Monday's dissent repeats many of the 2020 findings about Andrus’ childhood and mental health that could have helped him during the penalty phase of his trial but was not presented to the jury.

“In sum, effective counsel would have painted a vividly different tableau of aggravating and mitigating evidence than was presented at trial,” Sotomayor wrote.

“Given that sea change," the ruling continues, "I find it clear that the ‘tidal wave,’ of ‘available mitigating evidence, taken as a whole, ‘might well have influenced the jury’s appraisal’ of [Andrus’] moral culpability.' Because there is a reasonable probability that ‘at least one juror would have struck a different balance,’ I would summarily reverse.” 

Sotomayor says the rare decision to reverse summarily would be appropriate response here as it is both a capital case where a man's life is on the line and as the lower court here flagrantly refused to follow court precedent. 

“Summary correction is particularly necessary where, as here, a lower court clearly and directly contravenes this Court’s settled precedent,” Sotomayor wrote. 

Andrus can still seek relief, Sotomayor noted, on the basis that the state court's ruling against him "plainly 'was contrary to, or involved an unreasonable application of, clearly established' precedents of this Court."

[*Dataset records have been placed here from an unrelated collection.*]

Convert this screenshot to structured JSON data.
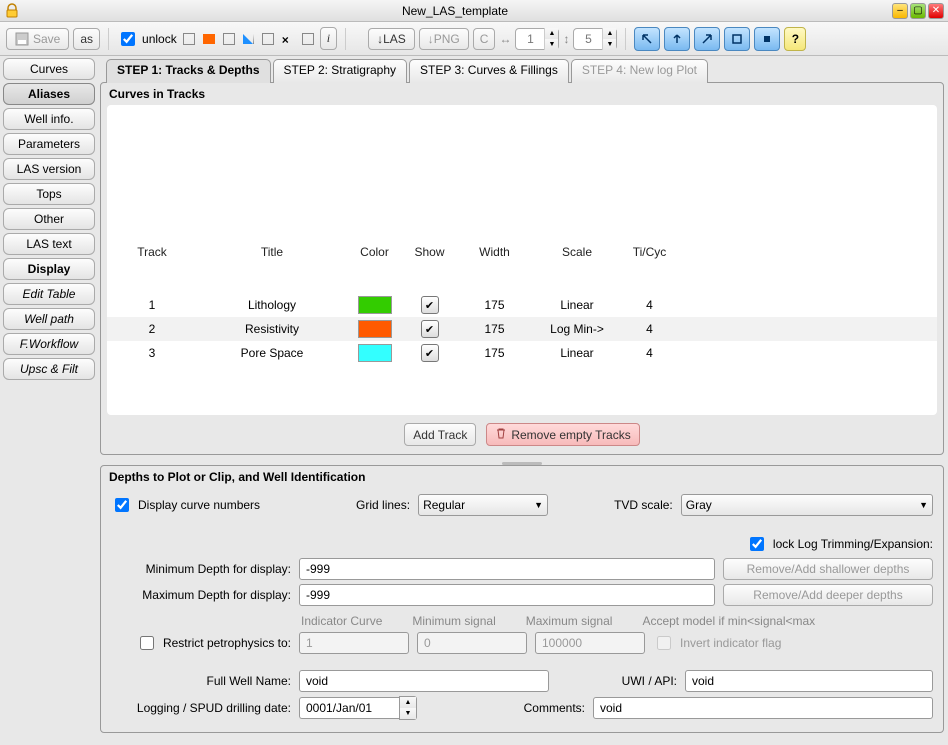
{
  "window": {
    "title": "New_LAS_template"
  },
  "toolbar": {
    "save": "Save",
    "as": "as",
    "unlock": "unlock",
    "i": "i",
    "las": "↓LAS",
    "png": "↓PNG",
    "c": "C",
    "hspin_prefix": "↔",
    "hspin": "1",
    "vspin_prefix": "↕",
    "vspin": "5"
  },
  "sidebar": [
    {
      "label": "Curves",
      "style": ""
    },
    {
      "label": "Aliases",
      "style": "bold selected"
    },
    {
      "label": "Well info.",
      "style": ""
    },
    {
      "label": "Parameters",
      "style": ""
    },
    {
      "label": "LAS version",
      "style": ""
    },
    {
      "label": "Tops",
      "style": ""
    },
    {
      "label": "Other",
      "style": ""
    },
    {
      "label": "LAS text",
      "style": ""
    },
    {
      "label": "Display",
      "style": "bold"
    },
    {
      "label": "Edit Table",
      "style": "italic"
    },
    {
      "label": "Well path",
      "style": "italic"
    },
    {
      "label": "F.Workflow",
      "style": "italic"
    },
    {
      "label": "Upsc & Filt",
      "style": "italic"
    }
  ],
  "steps": [
    {
      "label": "STEP 1: Tracks & Depths",
      "state": "active"
    },
    {
      "label": "STEP 2: Stratigraphy",
      "state": ""
    },
    {
      "label": "STEP 3: Curves & Fillings",
      "state": ""
    },
    {
      "label": "STEP 4: New log Plot",
      "state": "disabled"
    }
  ],
  "curves_panel": {
    "title": "Curves in Tracks",
    "headers": {
      "track": "Track",
      "title": "Title",
      "color": "Color",
      "show": "Show",
      "width": "Width",
      "scale": "Scale",
      "ticyc": "Ti/Cyc"
    },
    "rows": [
      {
        "track": "1",
        "title": "Lithology",
        "color": "#33cc00",
        "show": true,
        "width": "175",
        "scale": "Linear",
        "ticyc": "4"
      },
      {
        "track": "2",
        "title": "Resistivity",
        "color": "#ff5a00",
        "show": true,
        "width": "175",
        "scale": "Log Min->",
        "ticyc": "4"
      },
      {
        "track": "3",
        "title": "Pore Space",
        "color": "#33ffff",
        "show": true,
        "width": "175",
        "scale": "Linear",
        "ticyc": "4"
      }
    ],
    "add_btn": "Add Track",
    "remove_btn": "Remove empty Tracks"
  },
  "depths_panel": {
    "title": "Depths to Plot or Clip, and Well Identification",
    "display_curve_numbers": "Display curve numbers",
    "grid_lines_label": "Grid lines:",
    "grid_lines_value": "Regular",
    "tvd_scale_label": "TVD scale:",
    "tvd_scale_value": "Gray",
    "lock_trim": "lock Log Trimming/Expansion:",
    "min_depth_label": "Minimum Depth for display:",
    "min_depth": "-999",
    "max_depth_label": "Maximum Depth for display:",
    "max_depth": "-999",
    "remove_shallow": "Remove/Add shallower depths",
    "remove_deep": "Remove/Add deeper depths",
    "heads": {
      "ind": "Indicator Curve",
      "min": "Minimum signal",
      "max": "Maximum signal",
      "acc": "Accept model if min<signal<max"
    },
    "restrict_label": "Restrict petrophysics to:",
    "ind_val": "1",
    "min_val": "0",
    "max_val": "100000",
    "invert_label": "Invert indicator flag",
    "full_well_label": "Full Well Name:",
    "full_well": "void",
    "uwi_label": "UWI / API:",
    "uwi": "void",
    "date_label": "Logging / SPUD drilling date:",
    "date": "0001/Jan/01",
    "comments_label": "Comments:",
    "comments": "void"
  }
}
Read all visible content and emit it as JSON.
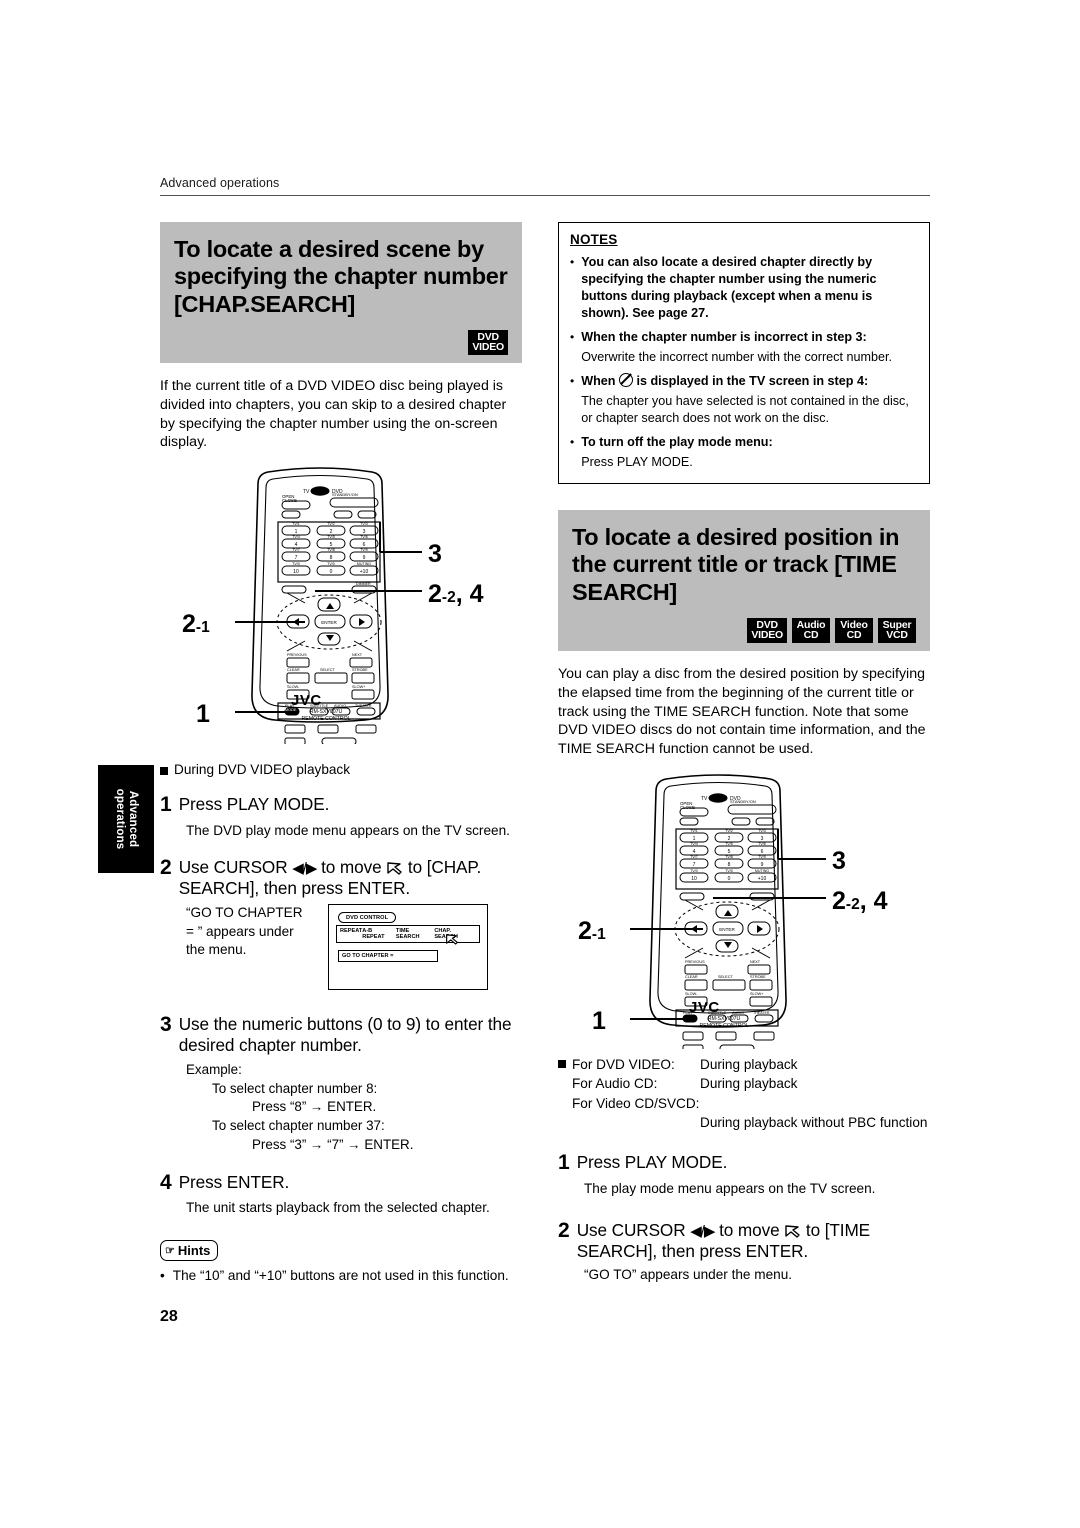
{
  "running_head": "Advanced operations",
  "page_number": "28",
  "side_tab": "Advanced\noperations",
  "left": {
    "heading": "To locate a desired scene by specifying the chapter number [CHAP.SEARCH]",
    "badges": [
      {
        "line1": "DVD",
        "line2": "VIDEO"
      }
    ],
    "intro": "If the current title of a DVD VIDEO disc being played is divided into chapters, you can skip to a desired chapter by specifying the chapter number using the on-screen display.",
    "figure": {
      "callouts": [
        "3",
        "2-2, 4",
        "2-1",
        "1"
      ],
      "brand": "JVC",
      "model": "RM-SXV007U",
      "model_sub": "REMOTE CONTROL"
    },
    "condition": "During DVD VIDEO playback",
    "steps": [
      {
        "num": "1",
        "text": "Press PLAY MODE.",
        "sub": "The DVD play mode menu appears on the TV screen."
      },
      {
        "num": "2",
        "text_a": "Use CURSOR ",
        "text_b": "◀/▶",
        "text_c": " to move ",
        "text_d": " to [CHAP. SEARCH], then press ENTER.",
        "sub": "“GO TO CHAPTER = ” appears under the menu."
      },
      {
        "num": "3",
        "text": "Use the numeric buttons (0 to 9) to enter the desired chapter number.",
        "example_label": "Example:",
        "example_lines": [
          "To select chapter number 8:",
          "Press “8” → ENTER.",
          "To select chapter number 37:",
          "Press “3” → “7” → ENTER."
        ]
      },
      {
        "num": "4",
        "text": "Press ENTER.",
        "sub": "The unit starts playback from the selected chapter."
      }
    ],
    "tv_mock": {
      "title": "DVD CONTROL",
      "menu_items": [
        "REPEAT",
        "A-B REPEAT",
        "TIME SEARCH",
        "CHAP. SEARCH"
      ],
      "field": "GO TO CHAPTER ="
    },
    "hints": {
      "label": "Hints",
      "items": [
        "The “10” and “+10” buttons are not used in this function."
      ]
    }
  },
  "notes": {
    "title": "NOTES",
    "items": [
      {
        "bold": "You can also locate a desired chapter directly by specifying the chapter number using the numeric buttons during playback (except when a menu is shown). See page 27.",
        "normal": ""
      },
      {
        "bold": "When the chapter number is incorrect in step 3:",
        "normal": "Overwrite the incorrect number with the correct number."
      },
      {
        "bold_pre": "When ",
        "bold_post": " is displayed in the TV screen in step 4:",
        "icon": "no-entry-icon",
        "normal": "The chapter you have selected is not contained in the disc, or chapter search does not work on the disc."
      },
      {
        "bold": "To turn off the play mode menu:",
        "normal": "Press PLAY MODE."
      }
    ]
  },
  "right": {
    "heading": "To locate a desired position in the current title or track [TIME SEARCH]",
    "badges": [
      {
        "line1": "DVD",
        "line2": "VIDEO"
      },
      {
        "line1": "Audio",
        "line2": "CD"
      },
      {
        "line1": "Video",
        "line2": "CD"
      },
      {
        "line1": "Super",
        "line2": "VCD"
      }
    ],
    "intro": "You can play a disc from the desired position by specifying the elapsed time from the beginning of the current title or track using the TIME SEARCH function. Note that some DVD VIDEO discs do not contain time information, and the TIME SEARCH function cannot be used.",
    "figure": {
      "callouts": [
        "3",
        "2-2, 4",
        "2-1",
        "1"
      ],
      "brand": "JVC",
      "model": "RM-SXV007U",
      "model_sub": "REMOTE CONTROL"
    },
    "conditions": [
      {
        "key": "For DVD VIDEO:",
        "value": "During playback"
      },
      {
        "key": "For Audio CD:",
        "value": "During playback"
      },
      {
        "key": "For Video CD/SVCD:",
        "value": ""
      },
      {
        "key": "",
        "value": "During playback without PBC function"
      }
    ],
    "steps": [
      {
        "num": "1",
        "text": "Press PLAY MODE.",
        "sub": "The play mode menu appears on the TV screen."
      },
      {
        "num": "2",
        "text_a": "Use CURSOR ",
        "text_b": "◀/▶",
        "text_c": " to move ",
        "text_d": " to [TIME SEARCH],  then press ENTER.",
        "sub": "“GO TO” appears under the menu."
      }
    ]
  }
}
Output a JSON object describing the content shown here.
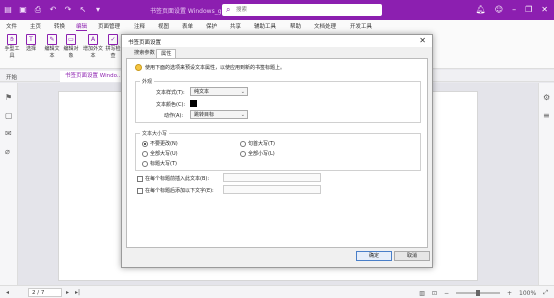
{
  "titlebar": {
    "doc_title": "书签页面设置 Windows_guide",
    "search_placeholder": "搜索",
    "quick_icons": [
      "folder-icon",
      "save-icon",
      "print-icon",
      "undo-icon",
      "redo-icon",
      "cursor-icon",
      "dropdown-icon"
    ],
    "right_icons": [
      "bell-icon",
      "user-icon",
      "minimize-icon",
      "restore-icon",
      "close-icon"
    ]
  },
  "menu": [
    "文件",
    "主页",
    "转换",
    "编辑",
    "页面管理",
    "注释",
    "视图",
    "表单",
    "保护",
    "共享",
    "辅助工具",
    "帮助",
    "文档处理",
    "开发工具"
  ],
  "active_menu": "编辑",
  "tools": [
    {
      "label": "手型工具",
      "icon": "hand-icon"
    },
    {
      "label": "选择",
      "icon": "select-icon"
    },
    {
      "label": "编辑文本",
      "icon": "edit-text-icon"
    },
    {
      "label": "编辑对象",
      "icon": "edit-object-icon"
    },
    {
      "label": "增加外文本",
      "icon": "add-text-icon"
    },
    {
      "label": "拼写检查",
      "icon": "spellcheck-icon"
    }
  ],
  "tabs": {
    "start": "开始",
    "doc": "书签页面设置 Windo..."
  },
  "dialog": {
    "title": "书签页面设置",
    "tab1": "搜索参数",
    "tab2": "属性",
    "tip": "使用下面的选项来预设文本属性，以使应用到新的书签标题上。",
    "appearance_group": "外观",
    "font_style_label": "文本样式(T):",
    "font_style_value": "纯文本",
    "text_color_label": "文本颜色(C):",
    "text_color": "#000000",
    "action_label": "动作(A):",
    "action_value": "跳转目标",
    "case_group": "文本大小写",
    "radio_options": [
      "不要更改(N)",
      "全部大写(U)",
      "标题大写(T)",
      "句首大写(T)",
      "全部小写(L)"
    ],
    "radio_selected": 0,
    "check1": "在每个标题前插入此文本(B):",
    "check2": "在每个标题后添加以下文字(E):",
    "ok": "确定",
    "cancel": "取消"
  },
  "statusbar": {
    "page": "2 / 7",
    "zoom": "100%"
  }
}
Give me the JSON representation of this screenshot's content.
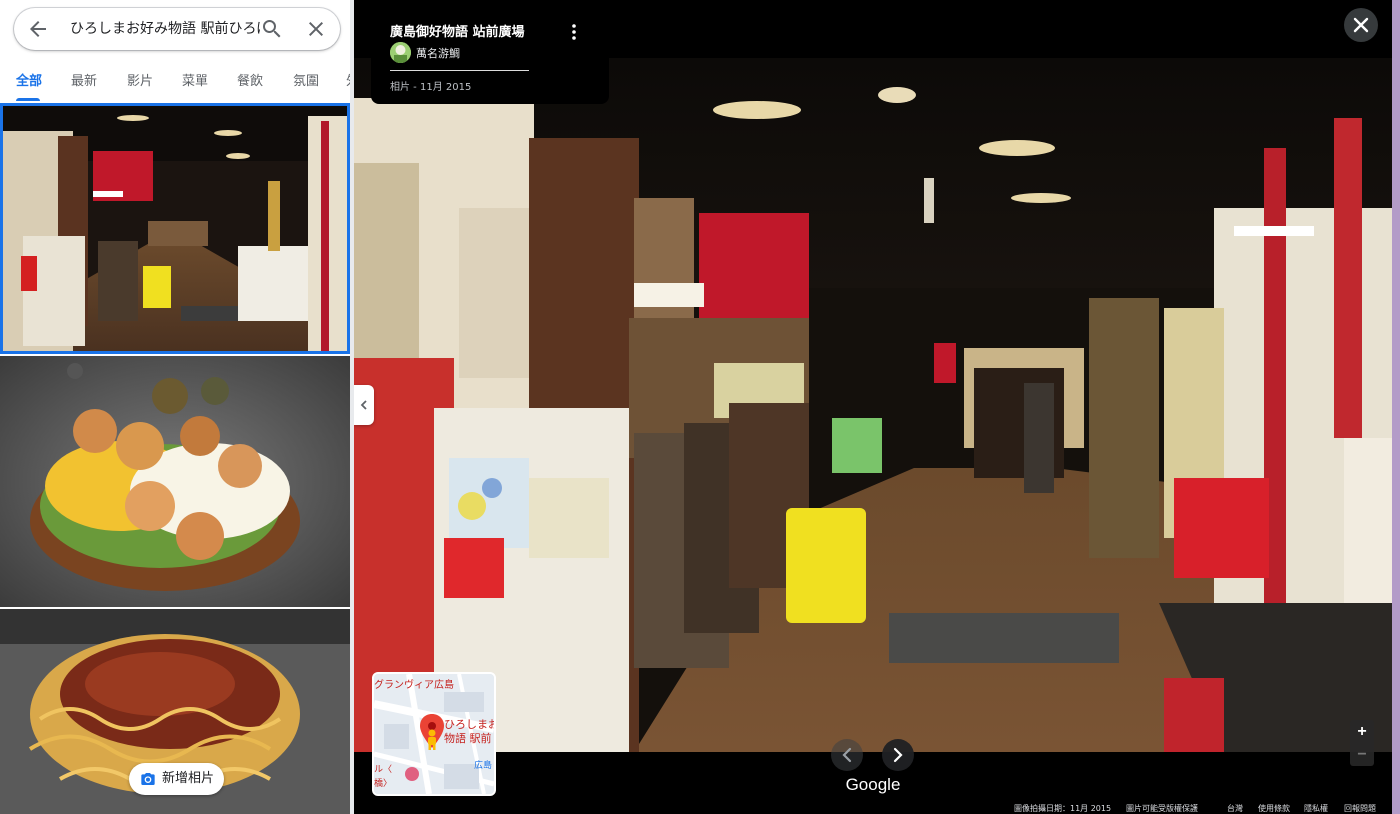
{
  "search": {
    "value": "ひろしまお好み物語 駅前ひろば",
    "back_icon": "arrow-back-icon",
    "search_icon": "search-icon",
    "clear_icon": "close-icon"
  },
  "tabs": [
    {
      "label": "全部",
      "active": true
    },
    {
      "label": "最新"
    },
    {
      "label": "影片"
    },
    {
      "label": "菜單"
    },
    {
      "label": "餐飲"
    },
    {
      "label": "氛圍"
    },
    {
      "label": "外"
    }
  ],
  "add_photo": {
    "label": "新增相片",
    "icon": "camera-icon"
  },
  "photo_info": {
    "title": "廣島御好物語 站前廣場",
    "contributor": "萬名游鯛",
    "date": "相片 - 11月 2015",
    "menu_icon": "more-vert-icon"
  },
  "viewer": {
    "close_icon": "close-icon",
    "collapse_icon": "chevron-left-icon",
    "prev_icon": "chevron-left-icon",
    "next_icon": "chevron-right-icon",
    "google_label": "Google",
    "zoom_in": "+",
    "zoom_out": "−"
  },
  "minimap": {
    "label_top": "グランヴィア広島",
    "label_place_1": "ひろしまお",
    "label_place_2": "物語 駅前",
    "label_station": "広島",
    "label_left": "ル〈",
    "label_bridge": "橋〉",
    "pin_icon": "map-pin-icon",
    "pegman_icon": "pegman-icon"
  },
  "footer": {
    "capture_date": "圖像拍攝日期：11月 2015",
    "copyright": "圖片可能受版權保護",
    "region": "台灣",
    "terms": "使用條款",
    "privacy": "隱私權",
    "report": "回報問題"
  },
  "colors": {
    "accent": "#1a73e8",
    "noren_red": "#c0182a",
    "luggage_yellow": "#f0e020"
  }
}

“The Court’s refusal today to exercise its discretionary certiorari jurisdiction must not be misinterpreted to foreclose such relief,” Sotomayor wrote. “Nevertheless, the Court’s refusal is lamentable. In view of the egregious nature of the errors below, the overwhelming record evidence, the unparalleled stakes for Andrus, and the importance of protecting and enforcing vertical stare decisis, I would not leave such errors unresolved, and I respectfully dissent.” 

Monday's order list did not grant any new writs of certiorari. As the court heads into its final weeks of the term, it decided five pending cases.